Based on an application of the above standards, Plaintiffs amended complaint will be dismissed as the United States Department of Justice, the Bureau of Prisons Northeast Regional Office, and USP-Lewisburg are not properly named defendants, and any claims against the United States and its agencies are plainly barred by the doctrine of sovereign immunity.

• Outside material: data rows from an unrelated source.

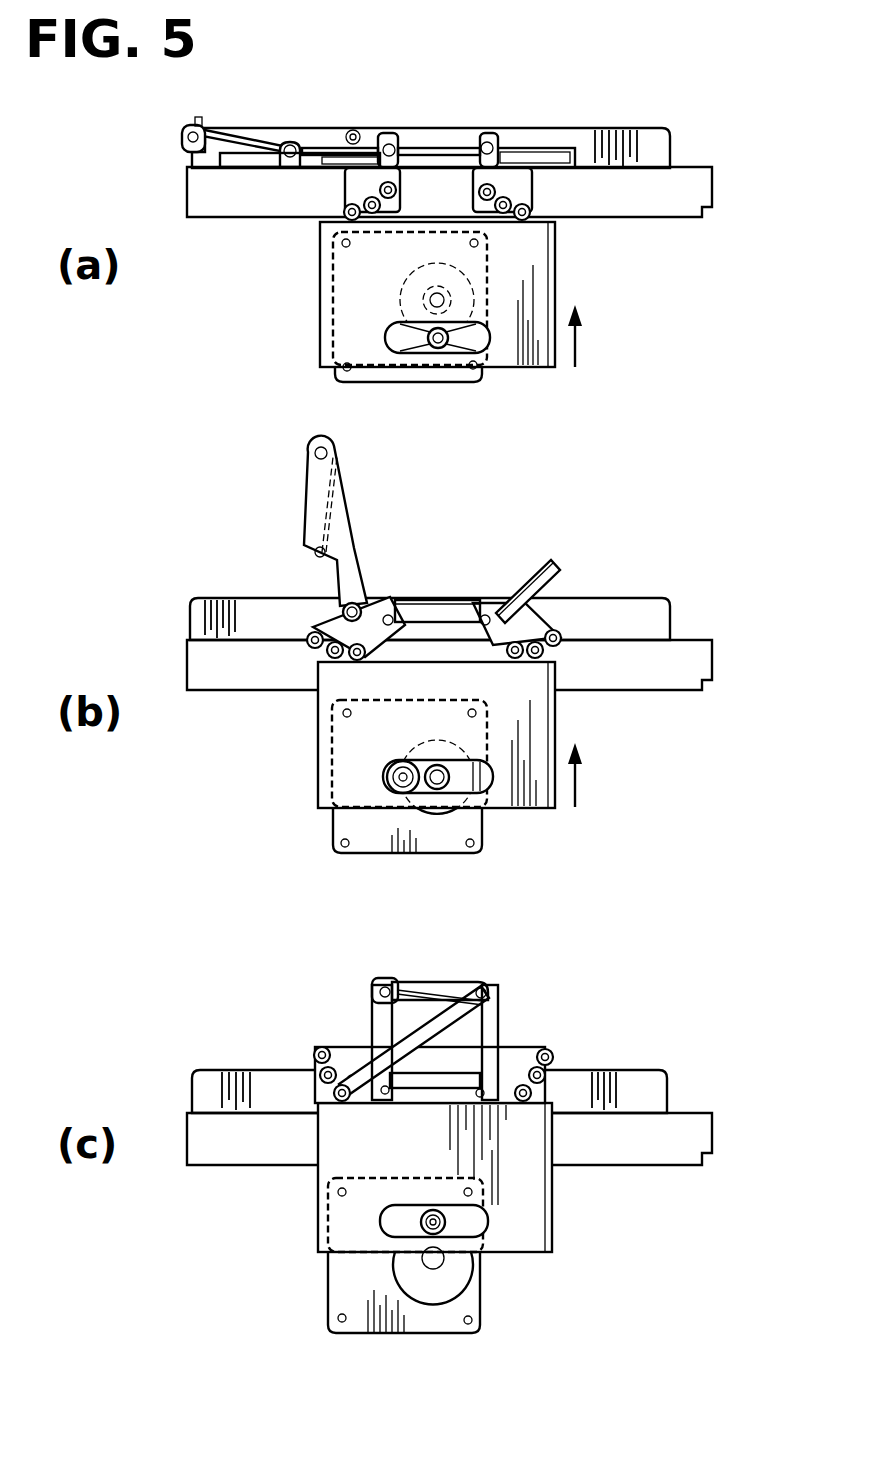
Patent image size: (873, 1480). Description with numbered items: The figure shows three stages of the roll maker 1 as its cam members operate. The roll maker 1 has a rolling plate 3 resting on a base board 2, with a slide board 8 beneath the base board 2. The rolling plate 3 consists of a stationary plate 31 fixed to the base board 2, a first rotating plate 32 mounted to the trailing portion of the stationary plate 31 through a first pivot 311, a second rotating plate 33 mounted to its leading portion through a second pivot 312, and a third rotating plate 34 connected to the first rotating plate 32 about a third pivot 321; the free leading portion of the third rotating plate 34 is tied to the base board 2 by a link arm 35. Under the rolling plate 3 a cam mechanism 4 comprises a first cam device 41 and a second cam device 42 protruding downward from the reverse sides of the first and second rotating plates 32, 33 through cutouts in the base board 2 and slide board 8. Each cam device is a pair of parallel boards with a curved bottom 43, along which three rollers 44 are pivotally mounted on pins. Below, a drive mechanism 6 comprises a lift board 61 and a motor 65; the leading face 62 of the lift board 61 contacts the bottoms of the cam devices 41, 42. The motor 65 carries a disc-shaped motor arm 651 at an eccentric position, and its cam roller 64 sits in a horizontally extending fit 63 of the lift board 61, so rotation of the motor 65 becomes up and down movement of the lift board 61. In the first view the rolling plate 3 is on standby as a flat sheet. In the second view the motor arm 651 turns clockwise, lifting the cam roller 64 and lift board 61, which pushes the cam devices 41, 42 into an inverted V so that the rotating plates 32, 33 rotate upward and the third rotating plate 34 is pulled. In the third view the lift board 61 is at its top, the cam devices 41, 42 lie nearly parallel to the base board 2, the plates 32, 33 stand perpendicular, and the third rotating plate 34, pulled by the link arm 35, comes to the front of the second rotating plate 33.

The roll maker 1 is at (668, 115).
The base board 2 is at (672, 146).
The rolling plate 3 is at (560, 115).
The stationary plate 31 is at (437, 128).
The first pivot 311 is at (388, 130).
The second pivot 312 is at (484, 127).
The first rotating plate 32 is at (318, 143).
The third pivot 321 is at (288, 142).
The second rotating plate 33 is at (565, 148).
The third rotating plate 34 is at (203, 116).
The link arm 35 is at (258, 130).
The cam mechanism 4 is at (300, 190).
The first cam device 41 is at (343, 195).
The second cam device 42 is at (524, 1048).
The curved bottom 43 is at (400, 210).
The rollers 44 is at (347, 213).
The drive mechanism 6 is at (305, 325).
The lift board 61 is at (548, 370).
The leading face 62 is at (503, 228).
The fit 63 is at (390, 348).
The cam roller 64 is at (430, 346).
The motor 65 is at (347, 383).
The motor arm 651 is at (478, 343).
The slide board 8 is at (703, 196).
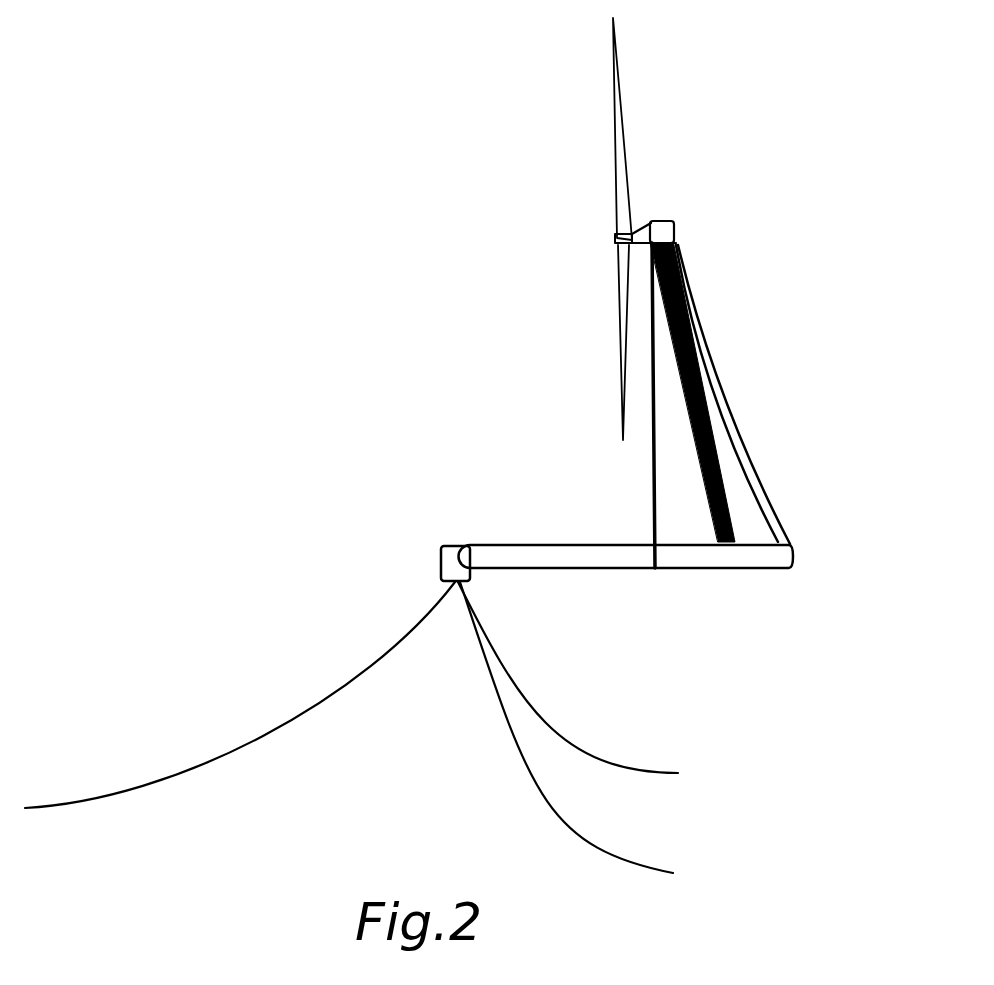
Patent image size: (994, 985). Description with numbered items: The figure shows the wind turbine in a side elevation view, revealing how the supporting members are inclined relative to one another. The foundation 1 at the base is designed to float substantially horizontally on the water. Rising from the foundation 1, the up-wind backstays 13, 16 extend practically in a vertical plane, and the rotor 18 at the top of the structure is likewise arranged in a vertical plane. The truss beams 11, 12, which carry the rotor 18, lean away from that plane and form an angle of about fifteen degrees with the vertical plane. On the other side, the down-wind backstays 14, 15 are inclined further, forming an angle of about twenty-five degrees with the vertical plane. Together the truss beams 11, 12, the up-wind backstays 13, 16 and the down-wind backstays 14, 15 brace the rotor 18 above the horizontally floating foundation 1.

The foundation 1 is at (603, 557).
The truss beam 11 is at (739, 392).
The truss beam 12 is at (693, 348).
The up-wind backstay 13 is at (604, 405).
The down-wind backstay 14 is at (745, 432).
The down-wind backstay 15 is at (780, 468).
The up-wind backstay 16 is at (650, 475).
The rotor 18 is at (616, 177).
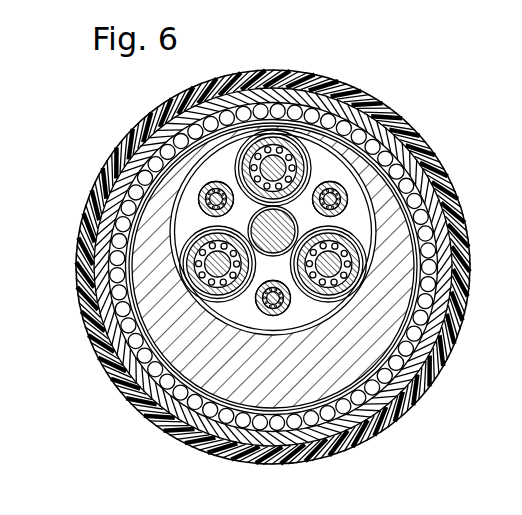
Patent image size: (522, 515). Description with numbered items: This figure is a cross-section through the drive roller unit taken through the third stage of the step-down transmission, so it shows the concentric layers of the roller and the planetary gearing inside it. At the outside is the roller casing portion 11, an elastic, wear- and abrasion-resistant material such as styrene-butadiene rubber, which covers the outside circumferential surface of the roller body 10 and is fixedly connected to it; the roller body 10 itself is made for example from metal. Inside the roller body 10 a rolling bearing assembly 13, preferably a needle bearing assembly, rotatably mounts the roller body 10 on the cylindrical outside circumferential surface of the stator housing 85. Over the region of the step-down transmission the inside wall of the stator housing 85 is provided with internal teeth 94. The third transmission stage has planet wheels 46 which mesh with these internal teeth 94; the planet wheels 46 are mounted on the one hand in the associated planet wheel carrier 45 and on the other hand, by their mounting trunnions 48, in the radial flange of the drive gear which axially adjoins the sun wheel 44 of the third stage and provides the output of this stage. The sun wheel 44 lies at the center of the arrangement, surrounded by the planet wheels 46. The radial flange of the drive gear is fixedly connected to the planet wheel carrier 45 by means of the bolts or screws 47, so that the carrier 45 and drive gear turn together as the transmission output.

When a complaint fails to present a prima facie case of liability, courts should generally grant leave to amend before dismissing a complaint. See Grayson v. Mayview State Hosp., 293 F.3d 103, 108 (3d Cir. 2002); Shane v. Fauver, 213 F.3d 113, 116-17 (3d Cir. 2000). Specifically, the Third Circuit has admonished that when a complaint is subject to dismissal for failure to state a claim, courts should liberally grant leave to amend "unless such an amendment would be inequitable or futile." Phillips, 515 F.3d at 245 (citing Alston v. Parker, 363 F.3d 229, 235 (3d Cir. 2004)). The federal rules allow for liberal amendments in light of the "principle that the purpose of pleading is to facilitate a proper decision on the merits." Foman v. Davis, 371 U.S. 178, 182 (1962) (citations and internal quotations omitted). In the matter sub judice, the Court has previously granted Plaintiff the opportunity to amend his complaint. Because Plaintiffs present claims are barred by sovereign immunity, his amended complaint will be dismissed with prejudice, as additional amendment of his claim would be futile.
Based on the foregoing, Defendants' motion to dismiss will be granted. An appropriate Order shall issue.